M. Koehrer wrote:
> Hi Jan,
> 
> thanks for your reply.
> 
>>> I am currently checking XENOMAI (V2.2.3 on a 2.6.17.7 kernel P4) to see if
>> I can use it
>>> as replacement for a RTAI 3.3-cv application.
>>> The first thing I did was to run the latency test in the the xenomai's
>> testsuite directory.
>>> The results of the worst time latency are really ugly - about 40µs!
>>> On the very same PC I got a value of about 5µs using RTAI 3.3-cv running
>> the RTAI's
>>> user/latency test.
>> I'm _very_ sceptical about your 5 us. Could you elaborate on how you
>> load your box and how long those tests ran? See also TROUBLESHOOTING in
>> the Xenomai source tree on appropriate load for triggering the worst case.
> 
> My test setup was the same in both cases.
> I connect to the RTAI/Xenomai PC via telnet and let the latency test run for 
> about 5 minutes.

5 min. are far too short.

It takes a while to "arrange" the worst case, i.e. a dirty cache, one
unrelated IRQ or atomic section running while the timer (or any other
event of interest) occurs, and then one or more further IRQs right after
the woken-up task re-enabled interrupts.
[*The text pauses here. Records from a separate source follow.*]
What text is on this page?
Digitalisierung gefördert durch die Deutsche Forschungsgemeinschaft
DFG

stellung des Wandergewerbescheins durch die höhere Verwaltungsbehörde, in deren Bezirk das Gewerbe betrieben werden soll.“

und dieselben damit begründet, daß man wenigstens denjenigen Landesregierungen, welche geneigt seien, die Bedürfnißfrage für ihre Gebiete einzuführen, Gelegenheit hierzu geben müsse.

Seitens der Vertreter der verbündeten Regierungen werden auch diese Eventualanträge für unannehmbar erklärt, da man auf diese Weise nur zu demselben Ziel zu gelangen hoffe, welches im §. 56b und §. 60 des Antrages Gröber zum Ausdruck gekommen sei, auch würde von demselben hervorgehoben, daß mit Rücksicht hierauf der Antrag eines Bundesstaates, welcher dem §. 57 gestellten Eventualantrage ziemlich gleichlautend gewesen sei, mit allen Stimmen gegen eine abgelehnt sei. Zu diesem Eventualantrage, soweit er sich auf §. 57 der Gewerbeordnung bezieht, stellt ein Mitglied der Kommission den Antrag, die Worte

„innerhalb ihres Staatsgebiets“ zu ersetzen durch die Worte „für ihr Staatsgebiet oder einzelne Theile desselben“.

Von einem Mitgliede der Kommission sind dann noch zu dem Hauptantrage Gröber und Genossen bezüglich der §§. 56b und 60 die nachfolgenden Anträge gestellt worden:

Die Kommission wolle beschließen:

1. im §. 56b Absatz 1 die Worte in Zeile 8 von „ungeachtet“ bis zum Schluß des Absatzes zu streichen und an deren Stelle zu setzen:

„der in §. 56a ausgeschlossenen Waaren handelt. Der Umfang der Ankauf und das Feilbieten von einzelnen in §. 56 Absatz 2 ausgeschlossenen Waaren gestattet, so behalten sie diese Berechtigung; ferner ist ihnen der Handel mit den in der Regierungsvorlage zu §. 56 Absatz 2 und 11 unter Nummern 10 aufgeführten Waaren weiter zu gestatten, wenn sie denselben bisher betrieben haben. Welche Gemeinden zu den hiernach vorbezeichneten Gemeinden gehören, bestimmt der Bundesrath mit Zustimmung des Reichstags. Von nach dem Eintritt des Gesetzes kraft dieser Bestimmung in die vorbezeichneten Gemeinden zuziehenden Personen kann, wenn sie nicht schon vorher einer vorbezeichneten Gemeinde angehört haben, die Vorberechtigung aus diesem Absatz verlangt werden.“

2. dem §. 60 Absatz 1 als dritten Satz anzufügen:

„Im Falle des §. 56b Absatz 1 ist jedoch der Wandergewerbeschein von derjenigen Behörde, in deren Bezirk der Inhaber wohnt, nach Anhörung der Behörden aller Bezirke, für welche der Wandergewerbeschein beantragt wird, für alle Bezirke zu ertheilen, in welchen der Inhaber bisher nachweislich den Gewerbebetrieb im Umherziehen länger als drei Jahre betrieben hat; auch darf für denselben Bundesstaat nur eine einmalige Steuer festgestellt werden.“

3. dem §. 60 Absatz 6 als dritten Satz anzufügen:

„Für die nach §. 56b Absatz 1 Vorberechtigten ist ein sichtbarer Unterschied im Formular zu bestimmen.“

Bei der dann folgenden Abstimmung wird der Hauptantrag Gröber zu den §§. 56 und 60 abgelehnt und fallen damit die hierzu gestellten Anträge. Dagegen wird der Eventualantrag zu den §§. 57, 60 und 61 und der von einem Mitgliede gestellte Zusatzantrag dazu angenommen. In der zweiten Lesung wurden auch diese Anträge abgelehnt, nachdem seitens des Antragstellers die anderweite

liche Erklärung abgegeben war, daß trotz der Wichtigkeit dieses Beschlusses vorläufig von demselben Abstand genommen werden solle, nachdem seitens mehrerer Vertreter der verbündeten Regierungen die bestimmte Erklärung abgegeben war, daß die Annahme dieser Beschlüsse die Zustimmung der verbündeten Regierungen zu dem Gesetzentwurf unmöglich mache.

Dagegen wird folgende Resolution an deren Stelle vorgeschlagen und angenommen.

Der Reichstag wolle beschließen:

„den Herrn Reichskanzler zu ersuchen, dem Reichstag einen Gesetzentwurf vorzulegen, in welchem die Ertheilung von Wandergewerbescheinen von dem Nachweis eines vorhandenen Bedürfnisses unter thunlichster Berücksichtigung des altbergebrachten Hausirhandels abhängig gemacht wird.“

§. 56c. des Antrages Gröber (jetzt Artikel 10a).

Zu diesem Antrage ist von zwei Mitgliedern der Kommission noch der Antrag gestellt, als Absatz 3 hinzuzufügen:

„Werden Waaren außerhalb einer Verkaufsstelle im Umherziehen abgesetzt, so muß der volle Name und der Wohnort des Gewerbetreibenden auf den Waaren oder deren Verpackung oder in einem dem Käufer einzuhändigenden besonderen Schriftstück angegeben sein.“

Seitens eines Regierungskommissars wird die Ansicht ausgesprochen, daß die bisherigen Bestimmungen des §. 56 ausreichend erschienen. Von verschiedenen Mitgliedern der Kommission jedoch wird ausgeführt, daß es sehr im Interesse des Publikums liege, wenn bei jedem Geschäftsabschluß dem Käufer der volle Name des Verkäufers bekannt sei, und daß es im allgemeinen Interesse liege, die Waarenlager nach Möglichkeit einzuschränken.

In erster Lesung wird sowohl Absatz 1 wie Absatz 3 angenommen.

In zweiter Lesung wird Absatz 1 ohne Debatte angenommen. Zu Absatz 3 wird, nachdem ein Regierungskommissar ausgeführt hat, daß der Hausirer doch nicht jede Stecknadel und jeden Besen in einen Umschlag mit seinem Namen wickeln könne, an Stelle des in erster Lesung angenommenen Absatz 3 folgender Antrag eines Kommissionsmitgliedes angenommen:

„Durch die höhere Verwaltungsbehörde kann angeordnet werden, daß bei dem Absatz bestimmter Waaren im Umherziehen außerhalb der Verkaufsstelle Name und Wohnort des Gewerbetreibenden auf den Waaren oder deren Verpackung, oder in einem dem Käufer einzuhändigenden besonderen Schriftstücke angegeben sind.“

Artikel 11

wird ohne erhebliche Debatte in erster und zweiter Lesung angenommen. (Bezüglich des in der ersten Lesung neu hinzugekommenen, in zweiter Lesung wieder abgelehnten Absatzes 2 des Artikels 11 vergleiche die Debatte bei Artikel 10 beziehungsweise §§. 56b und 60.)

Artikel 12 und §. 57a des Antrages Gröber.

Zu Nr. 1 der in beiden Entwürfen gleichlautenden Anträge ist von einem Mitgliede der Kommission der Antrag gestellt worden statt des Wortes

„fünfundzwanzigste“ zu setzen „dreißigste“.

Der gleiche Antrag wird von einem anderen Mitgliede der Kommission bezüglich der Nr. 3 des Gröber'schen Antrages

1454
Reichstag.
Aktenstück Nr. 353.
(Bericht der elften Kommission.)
If you hit such scenario can be
observed via the latency tracer (which has some impact on the numbers,
but not on the structuring).

> No other activity happens (well, there are a couple of services running like
> apache, ... - but they should not cause any load).
> The strange thing, is that in Xenomai even after a few seconds a latency in 
> the range of the
> maximum latency is shown.

Such a test on an unloaded system says almost nothing about a hard
real-time system.

> 
> I can retry the tests using a background stress situation.